Programming Language Theory
Garbage Collection
Every language has to decide: who frees memory? In C/C++, the programmer does (source of 70% of CVEs). Rust: the compile-time borrow checker. Java/Go/Python: a garbage collector. Each choice has a price: productivity, performance, pauses.
- **Go GC**: concurrent tri-color mark with sub-millisecond STW. Discord migrated from Python to Go for predictable latency: GC pauses were Python's biggest problem at 5M connections
- **Java ZGC**: Google uses ZGC in the Android runtime for smooth 120 fps. Sub-millisecond GC pauses are critical for gaming
- **Python ARC**: CPython uses reference counting plus a cyclic GC for cycles. This is why the GIL exists: thread-safe RC increment/decrement without a mutex requires the GIL
Mark-Sweep GC
Mark-sweep is the basic GC algorithm and has two phases. Mark: traverse the object graph from GC roots (stack, globals, registers) and mark every live object. Sweep: walk the entire heap and free every unmarked object.
Mark-sweep suffers from heap fragmentation. Mark-compact addresses this: after the sweep, live objects are compacted to the start of the heap. The cost: an extra pass and updating every reference.
What are GC roots, and why does traversal start from them?
Generational GC
The generational hypothesis: most objects die young. Generational GC splits the heap into generations. The young generation is small and collected often (minor GC). The old generation is large and collected rarely (major GC). The JVM, .NET, and Python all use generational GC.
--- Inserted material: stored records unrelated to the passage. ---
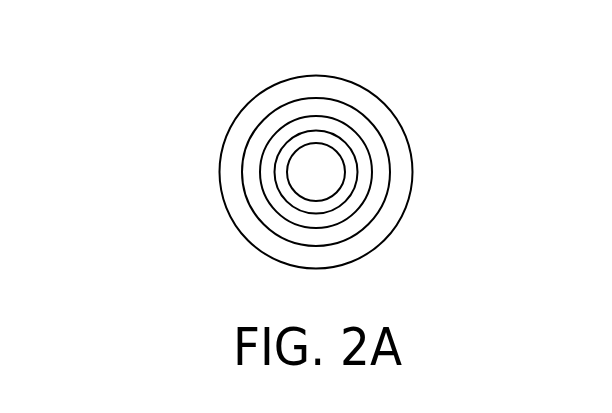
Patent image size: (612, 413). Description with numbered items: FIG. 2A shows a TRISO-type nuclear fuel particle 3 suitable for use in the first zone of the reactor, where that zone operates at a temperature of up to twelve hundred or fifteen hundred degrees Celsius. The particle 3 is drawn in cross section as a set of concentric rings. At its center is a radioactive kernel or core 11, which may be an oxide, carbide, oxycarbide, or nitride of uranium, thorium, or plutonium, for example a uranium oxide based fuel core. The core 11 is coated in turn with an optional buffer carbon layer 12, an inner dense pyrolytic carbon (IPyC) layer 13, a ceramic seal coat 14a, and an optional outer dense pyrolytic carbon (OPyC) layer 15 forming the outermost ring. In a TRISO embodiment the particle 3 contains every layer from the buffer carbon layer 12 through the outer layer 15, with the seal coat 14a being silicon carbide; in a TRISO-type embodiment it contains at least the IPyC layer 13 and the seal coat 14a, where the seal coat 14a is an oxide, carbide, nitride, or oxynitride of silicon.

The nuclear fuel particle 3 is at (190, 139).
The core 11 is at (342, 192).
The buffer carbon layer 12 is at (358, 173).
The inner dense pyrolytic carbon layer 13 is at (368, 148).
The ceramic seal coat 14a is at (360, 110).
The outer dense pyrolytic carbon layer 15 is at (247, 108).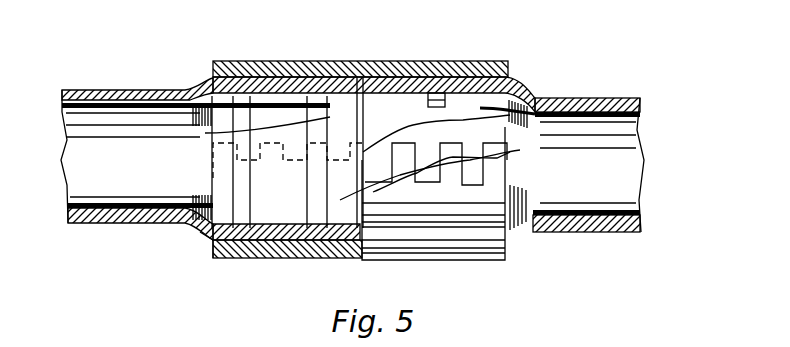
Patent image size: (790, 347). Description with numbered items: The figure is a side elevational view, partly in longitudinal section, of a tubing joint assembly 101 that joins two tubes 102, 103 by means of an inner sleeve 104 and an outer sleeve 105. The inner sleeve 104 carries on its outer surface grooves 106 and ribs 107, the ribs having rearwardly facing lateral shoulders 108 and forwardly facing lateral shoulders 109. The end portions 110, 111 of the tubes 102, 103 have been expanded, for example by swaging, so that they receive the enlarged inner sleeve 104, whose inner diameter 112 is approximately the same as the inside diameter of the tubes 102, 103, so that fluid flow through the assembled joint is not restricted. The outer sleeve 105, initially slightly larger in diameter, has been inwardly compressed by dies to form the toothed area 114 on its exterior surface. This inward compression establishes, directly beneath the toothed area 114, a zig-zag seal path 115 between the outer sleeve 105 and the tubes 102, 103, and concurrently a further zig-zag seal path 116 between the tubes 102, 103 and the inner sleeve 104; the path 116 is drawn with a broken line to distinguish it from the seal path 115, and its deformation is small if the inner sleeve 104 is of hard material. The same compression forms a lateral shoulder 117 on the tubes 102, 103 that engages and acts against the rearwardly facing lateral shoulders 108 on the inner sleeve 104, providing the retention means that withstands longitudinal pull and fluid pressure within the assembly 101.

The tubing joint assembly 101 is at (497, 59).
The tube 102 is at (133, 88).
The tube 103 is at (590, 98).
The inner sleeve 104 is at (210, 112).
The outer sleeve 105 is at (212, 243).
The grooves 106 is at (226, 190).
The ribs 107 is at (275, 232).
The rearwardly facing lateral shoulders 108 is at (466, 95).
The forwardly facing lateral shoulders 109 is at (432, 93).
The end portion 110 is at (276, 77).
The end portion 111 is at (375, 80).
The inner diameter 112 is at (216, 125).
The toothed area 114 is at (497, 173).
The zig-zag seal path 115 is at (490, 143).
The zig-zag seal path 116 is at (297, 180).
The compression formed lateral shoulder 117 is at (506, 93).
Write barriers are the key mechanism: when a reference from Old to Young is written, the GC records it in the remembered set. Otherwise a minor GC would miss Young objects that are only reachable from Old.
Why is generational GC faster than simple mark-sweep?
Concurrent GC
Concurrent GC runs alongside the program, shortening pause times. The catch: the program mutates the object graph while marking. Tri-color marking (white/gray/black) plus write barriers solves this. ZGC (Java), Shenandoah, and the Go GC are examples.
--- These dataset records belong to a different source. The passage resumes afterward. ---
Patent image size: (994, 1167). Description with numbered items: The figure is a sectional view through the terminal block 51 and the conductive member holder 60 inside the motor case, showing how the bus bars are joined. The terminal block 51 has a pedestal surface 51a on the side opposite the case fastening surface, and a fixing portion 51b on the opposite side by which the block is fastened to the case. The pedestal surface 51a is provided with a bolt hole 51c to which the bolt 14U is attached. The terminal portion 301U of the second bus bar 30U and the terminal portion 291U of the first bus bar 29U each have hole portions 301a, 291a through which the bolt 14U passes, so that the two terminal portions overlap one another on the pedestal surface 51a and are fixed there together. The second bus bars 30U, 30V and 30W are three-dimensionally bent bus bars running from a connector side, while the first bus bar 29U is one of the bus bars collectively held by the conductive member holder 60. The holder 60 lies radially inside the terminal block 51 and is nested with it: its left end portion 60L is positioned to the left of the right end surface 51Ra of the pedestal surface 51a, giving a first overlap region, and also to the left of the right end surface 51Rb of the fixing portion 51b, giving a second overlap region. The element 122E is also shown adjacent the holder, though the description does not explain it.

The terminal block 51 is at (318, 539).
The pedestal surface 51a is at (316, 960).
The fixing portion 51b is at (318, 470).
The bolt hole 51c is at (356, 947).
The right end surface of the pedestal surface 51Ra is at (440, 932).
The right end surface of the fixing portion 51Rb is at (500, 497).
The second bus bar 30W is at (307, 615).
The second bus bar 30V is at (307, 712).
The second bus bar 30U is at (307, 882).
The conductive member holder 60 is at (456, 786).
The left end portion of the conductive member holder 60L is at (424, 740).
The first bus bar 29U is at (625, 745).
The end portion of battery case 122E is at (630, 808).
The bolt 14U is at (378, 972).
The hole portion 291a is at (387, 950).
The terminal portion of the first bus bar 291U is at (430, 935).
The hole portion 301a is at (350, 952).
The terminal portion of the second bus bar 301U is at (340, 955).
Why does concurrent GC need write barriers?
Reference Counting
Reference counting (RC): each object holds a reference count. Adding a reference increments it; removing one decrements it. At zero, the object is freed. Deterministic release, no GC pauses. Python, Swift, and Rust's Arc<T> all use RC.
GC pauses are Java's main weakness. The JVM is unsuitable for real-time systems
ZGC (Java 15+) has sub-millisecond pauses regardless of heap size. Modern JVMs are usable for soft real-time
ZGC, Shenandoah, and G1 are the product of 15 years of work. The problem is not GC pauses but JVM tuning and choosing the right collector
Why can't plain reference counting collect cyclic structures?
Takeaways
- **Mark-sweep**: traverse from roots to mark, sweep the heap to free unmarked. Stop-the-world. Fragmentation handled by compaction
- **Generational**: young (frequent, fast) + old (rare, expensive). Write barriers maintain the remembered set. JVM/CLR/Python
- **Concurrent GC**: tri-color marking in parallel with the program. Write barriers preserve the invariant. ZGC: <1 ms on 16 TB
- **Reference counting**: deterministic release, no pauses, but cycles leak. Weak references break cycles. Swift ARC, Rust Arc
Related Topics
GC is closely tied to the runtime and the language:
- Memory models — Concurrent GC requires careful work with the memory model for write barriers
- WebAssembly — The Wasm GC proposal adds GC to WebAssembly, affecting compilation of managed languages to Wasm
Вопросы для размышления
- Rust uses the borrow checker instead of a GC and guarantees memory safety with no runtime overhead. Why don't all languages adopt this approach?
- Python's GIL exists in part because of its non-thread-safe reference counting. How does Py-nogil (PEP 703) plan to solve this without breaking compatibility?
- ZGC achieves sub-millisecond pauses via colored pointers and load barriers. What is the program's throughput cost for this?